© Christophe Urbain

MUSIC IN THE BELLY – Karlheinz Stockhausen, Simon Steen-Andersen

Composition : Karlheinz Stockhausen (1975)*
Concept, mise en scène, électronique : Simon Steen-Andersen
Interprètes : Léa Koster, Olivia Martin, Vanessa Porter, Lou Renaud-Bailly, Hsin-Hsuan Wu, Yi-Ping Yang.
Régie : Claude Mathia, Etienne Démoulin, Raffaele Renne
Construction des décors : Albane Aubin

Durée : 60’
Production déléguée et commande :
Les Percussions de Strasbourg
Coproduction :
Festival Musica, La Muse en circuit
Une production réalisée dans le cadre du programme de soutien à la création artistique Mondes nouveaux.

*Pièce originale créée en 1975 au Festival de Royan, commandée et interprétée par les Percussions de Strasbourg
Éditeur : Stockhausen Verlag

Première le 28 septembre 2022 à 20h30 au théâtre de Hautepierre, Strasbourg dans le cadre du Festival Musica

En 1975, Karlheinz Stockhausen composait une œuvre énigmatique à l’attention des Percussions de Strasbourg. Sa partition contenait davantage d’indications scéniques et de didascalies que de musique à proprement parler — et cette musique consistait en douze mélodies liées aux signes du zodiaque, le cycle Tierkreis, et matérialisées par des boîtes à musique que le compositeur fit lui-même fabriquer. L’idée de la pièce comme son titre lui étaient venus de la surprise de sa fille Julika découvrant à l’âge de deux ans de petits bruits à l’intérieur d’elle-même, des gargouillements d’estomac : « tu as de la musique dans le ventre », lui avait-il répondu. Quelques années plus tard, il se réveilla subitement un matin après avoir rêvé la pièce et la coucha sur le papier.

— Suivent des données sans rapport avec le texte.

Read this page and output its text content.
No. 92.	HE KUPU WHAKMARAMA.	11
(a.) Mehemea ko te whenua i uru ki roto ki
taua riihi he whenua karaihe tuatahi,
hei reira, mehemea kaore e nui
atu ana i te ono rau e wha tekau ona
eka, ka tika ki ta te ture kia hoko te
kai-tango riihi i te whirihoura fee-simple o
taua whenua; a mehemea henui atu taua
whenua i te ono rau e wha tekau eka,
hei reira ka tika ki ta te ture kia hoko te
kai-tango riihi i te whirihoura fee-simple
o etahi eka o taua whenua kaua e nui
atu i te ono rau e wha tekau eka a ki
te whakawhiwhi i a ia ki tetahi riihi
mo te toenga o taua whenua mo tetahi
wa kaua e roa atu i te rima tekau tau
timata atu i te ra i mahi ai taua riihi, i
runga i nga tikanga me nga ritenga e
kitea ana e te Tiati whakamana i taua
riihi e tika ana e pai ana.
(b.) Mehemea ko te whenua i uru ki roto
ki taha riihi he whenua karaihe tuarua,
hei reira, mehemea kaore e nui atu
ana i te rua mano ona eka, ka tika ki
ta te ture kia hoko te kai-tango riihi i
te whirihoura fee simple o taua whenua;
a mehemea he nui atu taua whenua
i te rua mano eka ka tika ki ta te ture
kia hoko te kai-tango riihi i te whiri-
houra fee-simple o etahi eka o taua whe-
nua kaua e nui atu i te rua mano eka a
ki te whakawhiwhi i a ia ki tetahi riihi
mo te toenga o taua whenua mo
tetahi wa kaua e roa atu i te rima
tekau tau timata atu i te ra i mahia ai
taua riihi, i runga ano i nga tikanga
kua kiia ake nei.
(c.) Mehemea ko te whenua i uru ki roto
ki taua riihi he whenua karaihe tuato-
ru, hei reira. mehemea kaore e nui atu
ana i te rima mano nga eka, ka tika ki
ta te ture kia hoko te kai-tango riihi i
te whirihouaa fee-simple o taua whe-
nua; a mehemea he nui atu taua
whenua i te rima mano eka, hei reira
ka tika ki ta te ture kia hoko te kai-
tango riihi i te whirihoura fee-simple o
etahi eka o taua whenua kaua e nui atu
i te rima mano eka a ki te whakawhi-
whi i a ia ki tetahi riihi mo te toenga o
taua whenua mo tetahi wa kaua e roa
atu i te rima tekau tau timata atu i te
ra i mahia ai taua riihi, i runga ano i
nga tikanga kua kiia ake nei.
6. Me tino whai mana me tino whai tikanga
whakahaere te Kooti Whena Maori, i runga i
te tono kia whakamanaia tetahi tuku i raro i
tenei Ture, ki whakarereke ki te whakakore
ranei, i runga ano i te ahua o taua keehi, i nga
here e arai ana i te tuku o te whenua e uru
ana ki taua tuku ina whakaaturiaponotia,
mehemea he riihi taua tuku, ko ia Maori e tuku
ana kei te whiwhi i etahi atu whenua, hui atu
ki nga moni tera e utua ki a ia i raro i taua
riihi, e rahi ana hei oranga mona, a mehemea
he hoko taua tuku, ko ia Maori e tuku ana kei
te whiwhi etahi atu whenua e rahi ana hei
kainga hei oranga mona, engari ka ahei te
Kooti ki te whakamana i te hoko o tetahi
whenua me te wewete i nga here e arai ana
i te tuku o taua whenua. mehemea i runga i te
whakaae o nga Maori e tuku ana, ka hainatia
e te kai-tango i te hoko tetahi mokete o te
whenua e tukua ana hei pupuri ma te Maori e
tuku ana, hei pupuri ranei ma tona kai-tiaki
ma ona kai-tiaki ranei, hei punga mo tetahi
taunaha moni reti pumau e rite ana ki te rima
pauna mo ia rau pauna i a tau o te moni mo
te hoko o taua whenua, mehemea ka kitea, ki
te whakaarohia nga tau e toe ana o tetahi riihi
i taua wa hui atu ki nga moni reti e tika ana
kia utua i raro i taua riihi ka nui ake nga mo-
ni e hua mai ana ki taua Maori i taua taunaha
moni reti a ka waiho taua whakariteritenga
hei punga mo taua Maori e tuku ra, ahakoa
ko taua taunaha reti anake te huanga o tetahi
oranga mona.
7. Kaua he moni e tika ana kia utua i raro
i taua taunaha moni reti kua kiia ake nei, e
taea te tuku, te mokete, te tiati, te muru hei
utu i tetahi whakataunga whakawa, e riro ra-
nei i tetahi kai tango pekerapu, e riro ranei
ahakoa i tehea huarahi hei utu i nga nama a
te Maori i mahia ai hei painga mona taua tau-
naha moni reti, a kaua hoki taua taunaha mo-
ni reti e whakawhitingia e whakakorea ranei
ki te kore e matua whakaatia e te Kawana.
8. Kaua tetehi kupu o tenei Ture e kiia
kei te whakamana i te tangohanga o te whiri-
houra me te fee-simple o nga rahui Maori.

Près de cinquante ans après la composition et la création de l’œuvre au festival de Royan, les Percussions de Strasbourg proposent à Simon Steen-Andersen d’en imaginer une nouvelle mise en scène. En restant fidèle à la partition et sans ajouter la moindre note, l’artiste danois révèle un potentiel aux yeux et aux oreilles d’aujourd’hui par l’utilisation de procédés scéniques et de technologies directement inspirés d’autres pièces de Stockhausen. Une question simple a guidé sa démarche : à quoi pouvait bien ressembler Music in the belly dans le rêve de Stockhausen, avant même qu’il ne se réveille ?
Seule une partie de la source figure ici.